You curse your body and your attachment to it, and your head drops to your knees as you sob quietly, tears staining the light pink of your tights.
---
Interlude Two
Buffy drives now, because she has to. She's okay with it, just goes the speed limit and stays in the right-hand lane at all times. She never passes other cars.
She hums to the radio, singing off-key to Radiohead and drumming her fingers on the steering wheel. In the short time that she's been gone, she's checked in twice; Willow has located two more Slayers, sending Vi and Kennedy out to collect them. Dawn initiated a movie night for most of the remaining Slayers--they're not Potentials, now--and she chattered loudly on the phone to Buffy as the movie was playing, narrating the stupid comments thrown at the screen as a blonde girl takes an axe to the chest and screams her head off. Popcorn, Dawn reports, was thrown at the screen in waves.
She knows this road too well, having driven up and down it for the past seven years.
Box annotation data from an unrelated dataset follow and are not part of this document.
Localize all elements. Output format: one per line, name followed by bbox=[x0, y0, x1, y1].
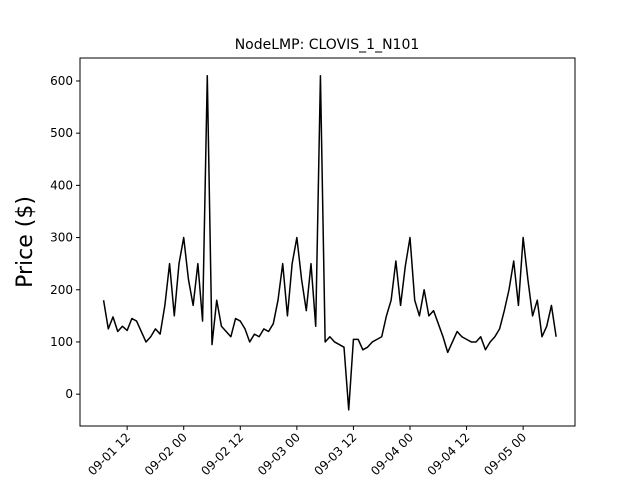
y-tick-label: 600 bbox=[50, 74, 73, 88]
x-tick-label: 09-05 00 bbox=[481, 430, 529, 478]
chart-title: NodeLMP: CLOVIS_1_N101 bbox=[235, 37, 420, 53]
y-tick-label: 0 bbox=[65, 387, 73, 401]
y-tick-label: 400 bbox=[50, 178, 73, 192]
x-tick-label: 09-03 12 bbox=[311, 430, 359, 478]
x-tick-label: 09-02 00 bbox=[142, 430, 190, 478]
x-tick-label: 09-01 12 bbox=[85, 430, 133, 478]
x-tick-label: 09-04 12 bbox=[425, 430, 473, 478]
y-axis-label: Price ($) bbox=[13, 196, 38, 288]
x-tick-label: 09-02 12 bbox=[198, 430, 246, 478]
y-tick-label: 100 bbox=[50, 335, 73, 349]
x-tick-label: 09-04 00 bbox=[368, 430, 416, 478]
x-tick-label: 09-03 00 bbox=[255, 430, 303, 478]
y-tick-label: 500 bbox=[50, 126, 73, 140]
y-tick-label: 300 bbox=[50, 231, 73, 245]
y-tick-label: 200 bbox=[50, 283, 73, 297]
plot-frame bbox=[79, 57, 576, 427]
price-line bbox=[102, 75, 557, 411]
There's a diner she'll probably stop by on her way back from LA. She hopes this pickup will go easily. Most of the girls had been so confused and frustrated that when someone had come to lead them into sanity, they came with barely a question.
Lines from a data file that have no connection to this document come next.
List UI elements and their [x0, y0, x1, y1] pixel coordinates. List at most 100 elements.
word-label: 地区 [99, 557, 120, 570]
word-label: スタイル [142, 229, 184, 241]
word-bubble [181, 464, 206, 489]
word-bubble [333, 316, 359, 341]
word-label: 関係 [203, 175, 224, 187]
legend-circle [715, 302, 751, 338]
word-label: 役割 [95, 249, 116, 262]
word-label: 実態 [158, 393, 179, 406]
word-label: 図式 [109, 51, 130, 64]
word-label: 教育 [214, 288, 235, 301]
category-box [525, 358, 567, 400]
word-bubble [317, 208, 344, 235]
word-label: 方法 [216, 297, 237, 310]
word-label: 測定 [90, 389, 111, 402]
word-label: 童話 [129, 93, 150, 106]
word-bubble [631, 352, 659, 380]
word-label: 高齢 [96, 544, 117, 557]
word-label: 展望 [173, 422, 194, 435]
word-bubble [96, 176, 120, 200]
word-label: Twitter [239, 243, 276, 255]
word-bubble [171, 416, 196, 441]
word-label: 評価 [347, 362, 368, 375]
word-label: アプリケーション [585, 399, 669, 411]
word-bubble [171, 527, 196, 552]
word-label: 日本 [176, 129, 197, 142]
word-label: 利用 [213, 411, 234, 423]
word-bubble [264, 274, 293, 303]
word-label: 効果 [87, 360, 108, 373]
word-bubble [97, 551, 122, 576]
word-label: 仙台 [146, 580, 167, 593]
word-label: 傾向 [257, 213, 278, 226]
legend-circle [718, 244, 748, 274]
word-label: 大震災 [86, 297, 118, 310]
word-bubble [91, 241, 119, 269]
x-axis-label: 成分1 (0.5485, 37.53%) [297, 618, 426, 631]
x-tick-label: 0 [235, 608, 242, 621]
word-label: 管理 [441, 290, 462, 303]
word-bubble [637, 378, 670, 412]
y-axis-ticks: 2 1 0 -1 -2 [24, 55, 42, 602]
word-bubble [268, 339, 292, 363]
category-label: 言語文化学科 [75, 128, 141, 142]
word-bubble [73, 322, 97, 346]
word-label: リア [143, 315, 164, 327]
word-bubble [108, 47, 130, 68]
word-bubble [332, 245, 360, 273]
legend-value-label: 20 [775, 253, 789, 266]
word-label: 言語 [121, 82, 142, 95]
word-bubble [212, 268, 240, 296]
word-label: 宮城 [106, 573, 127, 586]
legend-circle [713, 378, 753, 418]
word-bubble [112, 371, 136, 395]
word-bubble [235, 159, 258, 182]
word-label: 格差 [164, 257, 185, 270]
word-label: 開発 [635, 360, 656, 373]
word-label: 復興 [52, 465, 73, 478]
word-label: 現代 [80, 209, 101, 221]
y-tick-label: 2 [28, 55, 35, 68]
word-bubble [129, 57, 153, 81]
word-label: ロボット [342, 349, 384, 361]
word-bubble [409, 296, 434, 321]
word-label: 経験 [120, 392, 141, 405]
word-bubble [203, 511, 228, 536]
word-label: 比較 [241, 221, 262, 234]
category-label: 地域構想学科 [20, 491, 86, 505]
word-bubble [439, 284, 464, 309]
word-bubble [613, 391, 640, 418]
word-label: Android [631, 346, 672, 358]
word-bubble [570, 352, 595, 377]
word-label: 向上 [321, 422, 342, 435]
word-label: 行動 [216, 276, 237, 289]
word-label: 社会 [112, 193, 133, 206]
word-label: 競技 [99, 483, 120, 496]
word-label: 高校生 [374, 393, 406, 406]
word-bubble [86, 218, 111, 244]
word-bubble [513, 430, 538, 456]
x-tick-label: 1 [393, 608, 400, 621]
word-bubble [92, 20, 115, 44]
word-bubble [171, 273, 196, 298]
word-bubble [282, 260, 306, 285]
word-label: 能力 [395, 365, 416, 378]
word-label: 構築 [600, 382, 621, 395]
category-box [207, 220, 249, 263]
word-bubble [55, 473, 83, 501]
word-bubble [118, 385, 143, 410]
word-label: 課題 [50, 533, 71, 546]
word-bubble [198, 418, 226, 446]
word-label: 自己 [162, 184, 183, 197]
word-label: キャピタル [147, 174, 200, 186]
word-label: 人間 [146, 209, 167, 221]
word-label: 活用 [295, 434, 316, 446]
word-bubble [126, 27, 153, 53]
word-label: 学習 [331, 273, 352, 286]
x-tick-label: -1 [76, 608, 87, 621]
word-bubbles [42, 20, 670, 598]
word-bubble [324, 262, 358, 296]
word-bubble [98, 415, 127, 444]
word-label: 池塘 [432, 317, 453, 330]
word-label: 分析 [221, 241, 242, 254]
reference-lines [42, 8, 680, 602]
It wasn't true for all of them--she still has to drive back to Las Vegas to grab the Slayer-cum-hooker who had some business she wanted to finish before she came to the hotel. Buffy got chills up her spine when she saw the dark smile on that girl's face.
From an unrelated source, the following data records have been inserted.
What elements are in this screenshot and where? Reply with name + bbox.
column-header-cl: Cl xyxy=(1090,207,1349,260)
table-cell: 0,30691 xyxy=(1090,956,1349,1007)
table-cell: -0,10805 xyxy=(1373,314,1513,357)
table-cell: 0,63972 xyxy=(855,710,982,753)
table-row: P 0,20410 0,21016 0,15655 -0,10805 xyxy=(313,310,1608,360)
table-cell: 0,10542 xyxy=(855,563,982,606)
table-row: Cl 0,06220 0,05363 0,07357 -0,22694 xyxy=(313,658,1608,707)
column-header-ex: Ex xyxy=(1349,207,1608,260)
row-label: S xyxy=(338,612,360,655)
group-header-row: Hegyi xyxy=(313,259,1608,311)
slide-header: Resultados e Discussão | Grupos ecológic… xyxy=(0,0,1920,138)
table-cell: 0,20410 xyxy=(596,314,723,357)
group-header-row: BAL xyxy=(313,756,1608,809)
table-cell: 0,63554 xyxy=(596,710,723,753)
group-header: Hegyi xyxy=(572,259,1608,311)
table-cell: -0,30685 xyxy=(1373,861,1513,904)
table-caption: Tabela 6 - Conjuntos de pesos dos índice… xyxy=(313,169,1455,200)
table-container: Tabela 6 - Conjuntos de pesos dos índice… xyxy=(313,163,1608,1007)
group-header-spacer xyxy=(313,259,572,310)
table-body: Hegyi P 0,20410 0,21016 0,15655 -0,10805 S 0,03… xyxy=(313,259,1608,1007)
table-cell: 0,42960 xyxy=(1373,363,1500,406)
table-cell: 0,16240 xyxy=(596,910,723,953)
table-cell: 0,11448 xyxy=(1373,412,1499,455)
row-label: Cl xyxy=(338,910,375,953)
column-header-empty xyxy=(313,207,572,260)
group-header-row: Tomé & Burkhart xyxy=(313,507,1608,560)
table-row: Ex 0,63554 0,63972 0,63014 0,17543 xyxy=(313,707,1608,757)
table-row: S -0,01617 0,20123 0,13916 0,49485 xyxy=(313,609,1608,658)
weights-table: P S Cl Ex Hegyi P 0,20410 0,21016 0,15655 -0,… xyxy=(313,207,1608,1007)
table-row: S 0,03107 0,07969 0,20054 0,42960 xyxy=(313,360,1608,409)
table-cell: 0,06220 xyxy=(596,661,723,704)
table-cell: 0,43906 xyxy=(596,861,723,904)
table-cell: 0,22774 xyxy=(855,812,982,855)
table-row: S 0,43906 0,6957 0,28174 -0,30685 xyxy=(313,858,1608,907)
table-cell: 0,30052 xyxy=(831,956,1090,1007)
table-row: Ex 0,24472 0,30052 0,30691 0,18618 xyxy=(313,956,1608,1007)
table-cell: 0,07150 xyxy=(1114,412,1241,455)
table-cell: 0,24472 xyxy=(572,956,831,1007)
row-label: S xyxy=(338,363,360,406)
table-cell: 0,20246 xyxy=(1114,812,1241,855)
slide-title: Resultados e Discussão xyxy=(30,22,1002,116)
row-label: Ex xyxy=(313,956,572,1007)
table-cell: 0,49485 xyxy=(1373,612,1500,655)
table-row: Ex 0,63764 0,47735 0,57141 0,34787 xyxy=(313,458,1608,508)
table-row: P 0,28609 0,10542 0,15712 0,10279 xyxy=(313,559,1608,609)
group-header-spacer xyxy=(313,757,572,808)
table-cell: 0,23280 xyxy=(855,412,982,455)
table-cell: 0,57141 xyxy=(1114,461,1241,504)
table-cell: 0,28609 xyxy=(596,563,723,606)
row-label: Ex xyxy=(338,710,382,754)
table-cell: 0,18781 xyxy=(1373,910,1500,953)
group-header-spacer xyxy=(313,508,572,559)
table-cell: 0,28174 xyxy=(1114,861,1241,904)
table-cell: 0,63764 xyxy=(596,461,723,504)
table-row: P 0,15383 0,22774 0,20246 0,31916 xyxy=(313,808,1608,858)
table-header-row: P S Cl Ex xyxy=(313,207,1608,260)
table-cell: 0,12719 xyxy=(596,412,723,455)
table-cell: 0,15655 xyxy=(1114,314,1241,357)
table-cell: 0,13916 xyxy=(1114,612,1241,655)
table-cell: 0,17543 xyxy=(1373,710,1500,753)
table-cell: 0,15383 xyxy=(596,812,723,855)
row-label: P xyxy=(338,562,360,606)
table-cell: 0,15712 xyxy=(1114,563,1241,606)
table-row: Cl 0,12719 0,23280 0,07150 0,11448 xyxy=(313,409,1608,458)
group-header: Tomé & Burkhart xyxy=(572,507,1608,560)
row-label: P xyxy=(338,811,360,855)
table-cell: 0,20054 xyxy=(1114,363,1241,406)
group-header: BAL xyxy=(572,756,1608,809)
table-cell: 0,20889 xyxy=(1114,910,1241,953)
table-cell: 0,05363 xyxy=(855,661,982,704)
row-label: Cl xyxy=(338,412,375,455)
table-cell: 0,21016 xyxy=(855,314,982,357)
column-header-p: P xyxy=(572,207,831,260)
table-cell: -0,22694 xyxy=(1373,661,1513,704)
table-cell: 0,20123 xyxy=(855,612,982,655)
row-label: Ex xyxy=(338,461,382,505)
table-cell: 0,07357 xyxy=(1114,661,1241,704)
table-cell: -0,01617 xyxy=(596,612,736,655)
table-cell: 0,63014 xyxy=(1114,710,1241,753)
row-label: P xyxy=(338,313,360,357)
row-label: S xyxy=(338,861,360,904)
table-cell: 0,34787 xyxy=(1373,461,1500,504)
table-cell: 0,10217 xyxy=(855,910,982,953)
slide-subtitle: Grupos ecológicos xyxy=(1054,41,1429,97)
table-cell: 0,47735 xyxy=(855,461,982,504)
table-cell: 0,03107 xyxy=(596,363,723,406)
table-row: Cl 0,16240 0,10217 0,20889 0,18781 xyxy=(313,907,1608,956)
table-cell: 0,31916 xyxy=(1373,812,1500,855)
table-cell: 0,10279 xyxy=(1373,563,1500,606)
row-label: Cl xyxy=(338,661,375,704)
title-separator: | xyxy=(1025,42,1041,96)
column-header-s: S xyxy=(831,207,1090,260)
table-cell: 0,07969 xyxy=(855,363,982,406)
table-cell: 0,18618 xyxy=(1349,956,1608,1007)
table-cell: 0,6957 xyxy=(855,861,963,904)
This one, Willow thinks, is a dancer. It's hard to match names to the faces, even with the resources they have. Most of the information they gather is a quick visual flash, and some point of location that makes it easier to reference where the girls are.
Buffy sips the last of her smoothie with her eyes on the road. She sees the exit and carefully puts on her blinker, turning slowly onto the ramp. Here she goes, again. It never gets any easier to tell them just how fucked up their lives are going to be.
---
You can't remember when you last ate. Your fingers rattle the water bottle that was lying haphazardly on the floor when you pick it up to take a sip. Your muscles are shuddering, and you've resigned yourself to lying on your side.
Your eyes have roamed over the wood grain in the floor a thousand times. It never changes, the complex pattern imprinted upon your retinas. You feel your toe shoe drag across the floor, and pull your knees up to your chest to keep them from moving.
You have never felt this way before, so utterly helpless in the face of something you simply cannot control. Your body rebels against your every thought. It is as if this Hell were created personally for you, and you would weep but your body has refused you tears.
Your body. Your body--it seems a thing outside of yourself, now. If you close your eyes, you can see yourself from beyond it, crude flesh that demands its own whims. Your eyelashes flutter against your cheeks and your breath runs harsh in your throat.
You think you must be going crazy, and all you can think of is how you still haven't paid your account at school.
The laugh that escapes from your mouth sounds brittle and sharp, rubbing against your teeth and tongue thickly, wanting to draw more hysterical sounds from deep within you.
You refuse to give in, to completely surrender to the crazy. You are more than that.
You hear the door bang again, and you wonder if the superintendent will find you before or after you have died.
The door is forced open, and without you wanting to, your head turns in the direction of the sound. There is a girl, a small blonde girl, standing over you. She touches your arm lightly and you flinch, pulling away. She says words, flings sentences at you, but you refuse to understand.
You want her to leave, but you can't make the words leave your mouth. You try to force them out, but only stuttered sounds echo in your ears.
She picks you up and your limp body is helpless in her arms. You scream from inside your head, telling your body to move, to escape, to test it's newfound strength against this strangely solid woman, but just as before it ignores you and allows itself to be put into a car.
Your head rests against the seat, and you cannot move your arms for your weakness. But with your last ounce of strength you turn your head and meet her eyes. In them, you see something you never expected: recognition.